It's an interesting band name to be sure, meaning a 'word square' or a 'composition in which the initial or ending letters form a word/phrase'. Yes I did look that up. In contrast, Acrostichon may not have been quite so interesting as far as their style on this early release, Lost Remembrance, which came amidst a series of demo tapes and a few years before their oft lauded full-length debut Engraved in Black. One of the tracks here was remade from the band's 1990 Prologue demo, while the other pair are new to this release. Acrostichon could be viewed as a sort of midpoint between the Swedish and Florida scenes, which today might be a given for any death metal band, but in those days was a little less common. They've got a dense, ripping guitar tone and brutal vocals like some of the earlier Swede bands (Nihilist, God Macabre, etc) but a more morbid sense of aesthetics that recount Death, Obituary, and Autopsy.
All of these bands were relatively new themselves at this time, so the second wave was already taking their various pieces and reconstructing them into somewhat unique sounds of their own, and I think this is where a band like Acrostichon fit in rather snugly.

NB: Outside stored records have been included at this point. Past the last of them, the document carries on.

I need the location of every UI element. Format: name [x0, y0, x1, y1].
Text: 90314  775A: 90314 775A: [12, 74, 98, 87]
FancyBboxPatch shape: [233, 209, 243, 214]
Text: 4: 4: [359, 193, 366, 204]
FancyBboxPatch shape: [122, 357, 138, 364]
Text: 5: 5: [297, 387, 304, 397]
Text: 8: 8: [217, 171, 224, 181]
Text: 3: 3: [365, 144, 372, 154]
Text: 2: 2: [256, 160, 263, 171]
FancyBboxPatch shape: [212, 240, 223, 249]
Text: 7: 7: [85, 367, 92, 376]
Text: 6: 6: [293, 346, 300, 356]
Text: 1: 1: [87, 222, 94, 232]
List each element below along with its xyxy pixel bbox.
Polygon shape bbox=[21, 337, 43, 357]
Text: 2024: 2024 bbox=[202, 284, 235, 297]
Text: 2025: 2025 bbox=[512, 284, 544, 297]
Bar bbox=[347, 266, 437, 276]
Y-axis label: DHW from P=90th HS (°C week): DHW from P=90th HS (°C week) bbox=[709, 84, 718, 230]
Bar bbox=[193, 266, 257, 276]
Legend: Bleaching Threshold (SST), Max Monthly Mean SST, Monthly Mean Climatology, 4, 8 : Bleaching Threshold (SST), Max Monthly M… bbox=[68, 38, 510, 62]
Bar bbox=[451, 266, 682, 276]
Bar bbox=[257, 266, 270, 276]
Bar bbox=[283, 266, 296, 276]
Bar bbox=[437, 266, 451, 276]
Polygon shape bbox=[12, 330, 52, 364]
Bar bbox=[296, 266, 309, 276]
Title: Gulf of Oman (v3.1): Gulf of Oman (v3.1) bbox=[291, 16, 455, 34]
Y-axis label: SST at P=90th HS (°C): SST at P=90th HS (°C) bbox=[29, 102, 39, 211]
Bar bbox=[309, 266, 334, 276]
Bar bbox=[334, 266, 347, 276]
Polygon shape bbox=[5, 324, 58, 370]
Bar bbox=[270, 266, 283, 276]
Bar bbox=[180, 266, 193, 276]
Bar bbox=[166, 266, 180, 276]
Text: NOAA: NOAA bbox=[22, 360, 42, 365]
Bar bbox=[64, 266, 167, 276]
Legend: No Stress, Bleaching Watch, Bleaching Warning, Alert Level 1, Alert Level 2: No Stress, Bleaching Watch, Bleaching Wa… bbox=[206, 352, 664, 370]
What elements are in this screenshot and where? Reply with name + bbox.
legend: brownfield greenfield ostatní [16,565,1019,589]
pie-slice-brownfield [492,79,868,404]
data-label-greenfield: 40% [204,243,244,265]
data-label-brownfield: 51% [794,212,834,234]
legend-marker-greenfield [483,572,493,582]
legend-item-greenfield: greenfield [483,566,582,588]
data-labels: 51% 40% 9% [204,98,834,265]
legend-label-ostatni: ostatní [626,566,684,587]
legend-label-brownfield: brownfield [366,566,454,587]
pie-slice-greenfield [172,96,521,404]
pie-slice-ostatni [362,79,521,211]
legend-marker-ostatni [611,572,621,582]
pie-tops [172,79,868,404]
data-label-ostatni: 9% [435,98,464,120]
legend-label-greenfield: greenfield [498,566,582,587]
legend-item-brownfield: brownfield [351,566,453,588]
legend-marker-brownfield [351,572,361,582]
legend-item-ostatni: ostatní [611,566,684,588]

These are brutal and simple compositions, the sort that have strangely come back into style (for the better) in recent years, and one shouldn't expect any of the climactic riffing of Pestilence or the more subtle intrigues of Creepmime. "Lost Remembrance" and "Mental Deficiency" are both midpaced sluggers that wrench and twist the guts out below Corinne's disgusting vocals. Oh, by the way, yes, they've got one of the original death metal frontwomen (vocals and bass), and she kicks fucking ass, with some of the swampiest, most mangled grunts of her day! "Dehumanized" has a little more thrust to it, a burst of grinding death after a brooding, brief clean guitar intro.
None of these songs excel in the riff department, but what they provide is a very staunch, morbid atmosphere which so many bands have returned to in the 21st century that you wonder why and how the magic was ever lost. The one huge downside to this particular release is that all three of the tracks appear on Engraved in Black, and the production on that album is monstrous compared to this rougher takes, so the actual value of Lost Remembrance is lost outside of the vinyl collectors and purists. But the material here is convincing enough to note that Acrostichon were onto something years before they made a wider splash, so if you're a younger fan of the genre just getting into the primal, old school fundamentals of death metal, give the band a listen!